6. Es bastante normal que tu vida sexual se marchite en medio del estrés de la planeación.

Universal

Todos conocemos a esa persona casada ligeramente miserable a la que extrañamente le encanta alardear del poco sexo que tiene ahora. Bueno, una vez que anuncias que tú también estás en la ruta del matrimonio en verdad agarran un paso constante.

Según parece (y aunque me duele decirlo), sí puede haber, digamos, una reducción. De hecho, puede ocurrir en el periodo de compromiso.

Después de un tiempo, nos acomodamos y nos llenamos de ocupaciones; ahora soy de la opinión que estos son los dos principales asesinos de una vida sexual. Eso llevó a un, mmmh, periodo de sequía, en todos los sentidos de la palabra.
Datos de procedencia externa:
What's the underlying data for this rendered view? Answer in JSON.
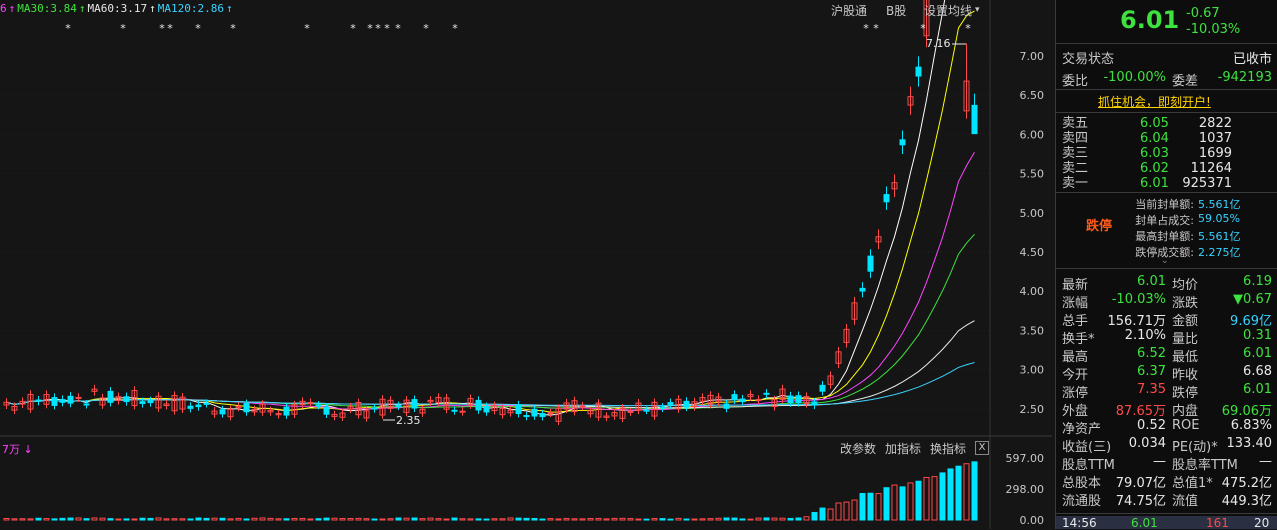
{
  "ma_bar": [
    {
      "text": "6",
      "color": "#ff44ff"
    },
    {
      "text": "↑",
      "color": "#ff44ff"
    },
    {
      "text": "MA30:3.84",
      "color": "#3ee23e"
    },
    {
      "text": "↑",
      "color": "#3ee23e"
    },
    {
      "text": "MA60:3.17",
      "color": "#e8e8e8"
    },
    {
      "text": "↑",
      "color": "#e8e8e8"
    },
    {
      "text": "MA120:2.86",
      "color": "#3ad2ff"
    },
    {
      "text": "↑",
      "color": "#3ad2ff"
    }
  ],
  "toolbar": {
    "hgt": "沪股通",
    "b": "B股",
    "settings": "设置均线"
  },
  "price_axis": [
    "7.00",
    "6.50",
    "6.00",
    "5.50",
    "5.00",
    "4.50",
    "4.00",
    "3.50",
    "3.00",
    "2.50"
  ],
  "annotations": {
    "high": "7.16",
    "low": "2.35"
  },
  "vol_label": "7万",
  "vol_axis": [
    "597.00",
    "298.00",
    "0.00"
  ],
  "subtoolbar": {
    "params": "改参数",
    "add": "加指标",
    "switch": "换指标",
    "close": "X"
  },
  "colors": {
    "up": "#ff4a4a",
    "down": "#00e5ff",
    "ma5": "#ffffff",
    "ma10": "#ffff00",
    "ma20": "#ff44ff",
    "ma30": "#3ee23e",
    "ma60": "#e8e8e8",
    "ma120": "#3ad2ff"
  },
  "quote": {
    "price": "6.01",
    "change": "-0.67",
    "pct": "-10.03%"
  },
  "status": {
    "label": "交易状态",
    "value": "已收市"
  },
  "ratio": {
    "l1": "委比",
    "v1": "-100.00%",
    "l2": "委差",
    "v2": "-942193"
  },
  "promo": "抓住机会，即刻开户!",
  "orderbook": [
    {
      "label": "卖五",
      "price": "6.05",
      "vol": "2822"
    },
    {
      "label": "卖四",
      "price": "6.04",
      "vol": "1037"
    },
    {
      "label": "卖三",
      "price": "6.03",
      "vol": "1699"
    },
    {
      "label": "卖二",
      "price": "6.02",
      "vol": "11264"
    },
    {
      "label": "卖一",
      "price": "6.01",
      "vol": "925371"
    }
  ],
  "limit": {
    "title": "跌停",
    "rows": [
      {
        "k": "当前封单额:",
        "v": "5.561亿"
      },
      {
        "k": "封单占成交:",
        "v": "59.05%"
      },
      {
        "k": "最高封单额:",
        "v": "5.561亿"
      },
      {
        "k": "跌停成交额:",
        "v": "2.275亿"
      }
    ]
  },
  "stats": [
    {
      "l": "最新",
      "lv": "6.01",
      "lc": "g",
      "r": "均价",
      "rv": "6.19",
      "rc": "g"
    },
    {
      "l": "涨幅",
      "lv": "-10.03%",
      "lc": "g",
      "r": "涨跌",
      "rv": "▼0.67",
      "rc": "g"
    },
    {
      "l": "总手",
      "lv": "156.71万",
      "lc": "w",
      "r": "金额",
      "rv": "9.69亿",
      "rc": "cy"
    },
    {
      "l": "换手*",
      "lv": "2.10%",
      "lc": "w",
      "r": "量比",
      "rv": "0.31",
      "rc": "g"
    },
    {
      "l": "最高",
      "lv": "6.52",
      "lc": "g",
      "r": "最低",
      "rv": "6.01",
      "rc": "g"
    },
    {
      "l": "今开",
      "lv": "6.37",
      "lc": "g",
      "r": "昨收",
      "rv": "6.68",
      "rc": "w"
    },
    {
      "l": "涨停",
      "lv": "7.35",
      "lc": "red",
      "r": "跌停",
      "rv": "6.01",
      "rc": "g"
    },
    {
      "l": "外盘",
      "lv": "87.65万",
      "lc": "red",
      "r": "内盘",
      "rv": "69.06万",
      "rc": "g"
    },
    {
      "l": "净资产",
      "lv": "0.52",
      "lc": "w",
      "r": "ROE",
      "rv": "6.83%",
      "rc": "w"
    },
    {
      "l": "收益(三)",
      "lv": "0.034",
      "lc": "w",
      "r": "PE(动)*",
      "rv": "133.40",
      "rc": "w"
    },
    {
      "l": "股息TTM",
      "lv": "—",
      "lc": "w",
      "r": "股息率TTM",
      "rv": "—",
      "rc": "w"
    },
    {
      "l": "总股本",
      "lv": "79.07亿",
      "lc": "w",
      "r": "总值1*",
      "rv": "475.2亿",
      "rc": "w"
    },
    {
      "l": "流通股",
      "lv": "74.75亿",
      "lc": "w",
      "r": "流值",
      "rv": "449.3亿",
      "rc": "w"
    }
  ],
  "tick": {
    "time": "14:56",
    "price": "6.01",
    "vol": "161",
    "num": "20"
  }
}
Al principio, traté de arreglarlo. Incluso compré jodidas bragas sin entrepierna de Ann Summers, por Dios santo. Pero eliminó cualquier tipo de sexo por el sexo mismo. Así que probamos aceptarlo. Eso resultó ser mucho más efectivo (lo siento, Ann). Recuperamos el control de las cosas y ahora hemos regresado a la normalidad. Y ¿sabes cuál es la mejor parte? (Además del sexo, obvio). Saber que si pasa otra vez, no necesitamos ponernos como locos. Y no tendré que desperdiciar otros 16 £ en unas cuantas piezas de hilo dental.

7. Tener dudas no significa que has cometido un error.

Paramount

Supe que mi novio era un buen tipo cuando yo tenía 16 años. Cinco años después, me di cuenta de que no solo era un buen tipo, era con quien debía casarme. Cumple todos mis requisitos. Me hace reír de la forma menos atractiva (es decir, la mejor forma), está dispuesto a tener un gatito algún día y me trata como la reina que siempre sospeché que, de hecho, podría ser.

¿Pero conoces el miedo que te da después de beber demasiados sambucas? Resulta que también pasa después de que te comprometes. Afortunadamente, para mí, fue una fugaz conversación lógica que sostuve conmigo misma una noche, no una conversación telefónica histérica con mi madre. Pero sería deshonesto pretender que no me pregunté algunas cosas por algunos minutos. ¿Iba a poder ser capaz realmente de mirar su rostro todos los días sin querer clavarle el utensilio más cercano? ¿Honestamente estaba feliz con renunciar a todo el sexo ocasional con extraños inadecuados?

Hacerme estas preguntas fue difícil, pero darme cuenta que todas las respuestas eran un rotundo sí, fue jodidamente maravilloso.